I realise not everyone will have built in support. Please try to find some, its worth it to not feel like you are in this on your own. Join an online group, a local club. Contact organisations. For me it would be the MS Society or MS Trust. There are bound to be more.
With this letter sent and my Yes, Tribunal! form sent in with a representative’s name, I had to wait. It felt longer than it was. I finally received a letter saying my case was reviewed by DWP and they would reinstate my Daily-living award. Did I still want to go to tribunal? No. I just wanted my award (I earned it… Bleh) and for them to stop pretending like they paid attention to anything I said. Capita processed my awards and made recommendations. DWP finally had to take a look at what Capita were claiming vs what I was. I guess it became a matter of principle. Wholesale ignoring what people write is so wrong. I also asked for the assessors report which they just glossed over and didn’t send. THIS TIP IS A GOOD ONE: one of the first things you can do when first appealing is ask for a copy of their notes. They are legally required to share it. Thanks GDPR. Don’t let them fob you off. Keep asking through the process. My request was ignored twice I think. I wasn’t going to let it slide.
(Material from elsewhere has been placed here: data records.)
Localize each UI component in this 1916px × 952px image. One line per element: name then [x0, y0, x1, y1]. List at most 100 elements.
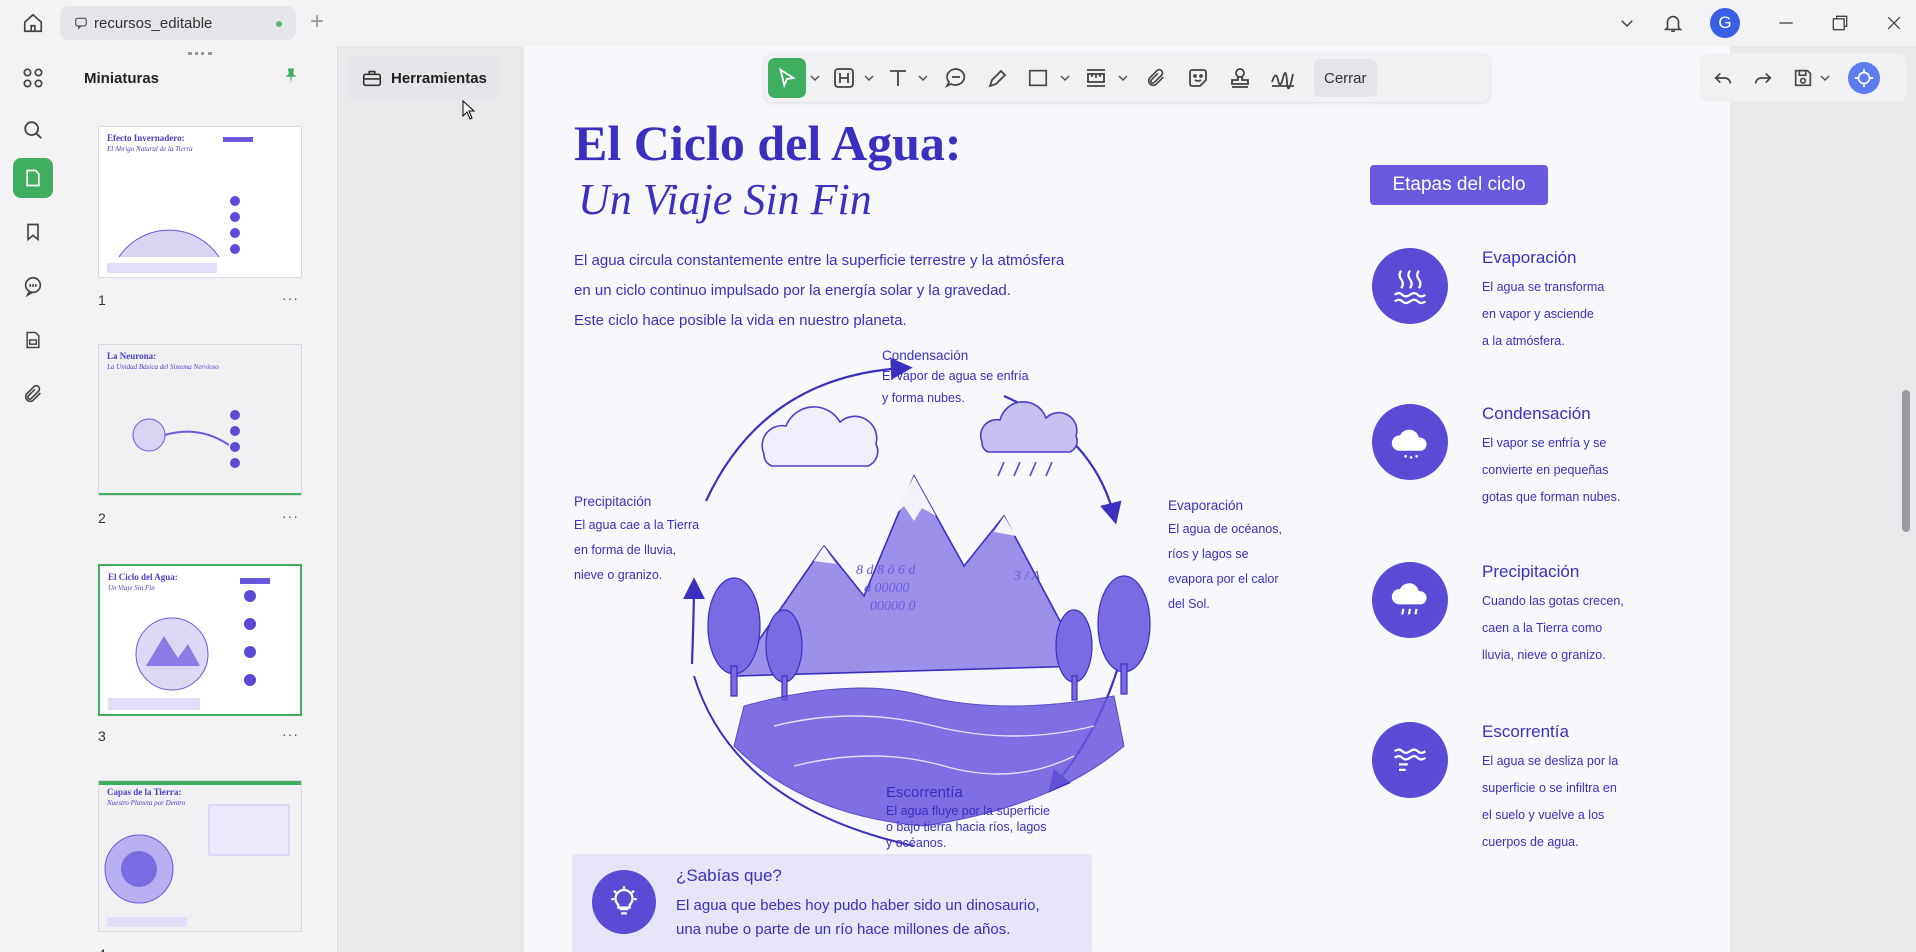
toolbox-icon: [361, 67, 383, 89]
page-thumbnail-4[interactable]: Capas de la Tierra: Nuestro Planeta por …: [98, 780, 302, 932]
lightbulb-icon: [592, 870, 656, 934]
cloud-text: d 00000: [864, 581, 910, 596]
drag-handle[interactable]: [188, 52, 212, 56]
thumb-number: 1: [98, 292, 106, 308]
intro-text: El agua circula constantemente entre la …: [574, 246, 1094, 336]
chevron-down-icon[interactable]: [916, 73, 930, 83]
ruler-icon: [1087, 69, 1105, 87]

Its hard to be positive or optimistic going through this process. PIP award changes have fucked up things for a lot of people. You are in good company here. Maybe we can help each other. I am not an expert nor do I have any legal experience but I will answer questions if I can. Would you be interested in a summary of what I found helpful for letter writing? I would gladly share that for both PIP and visa applications. Anything that might help.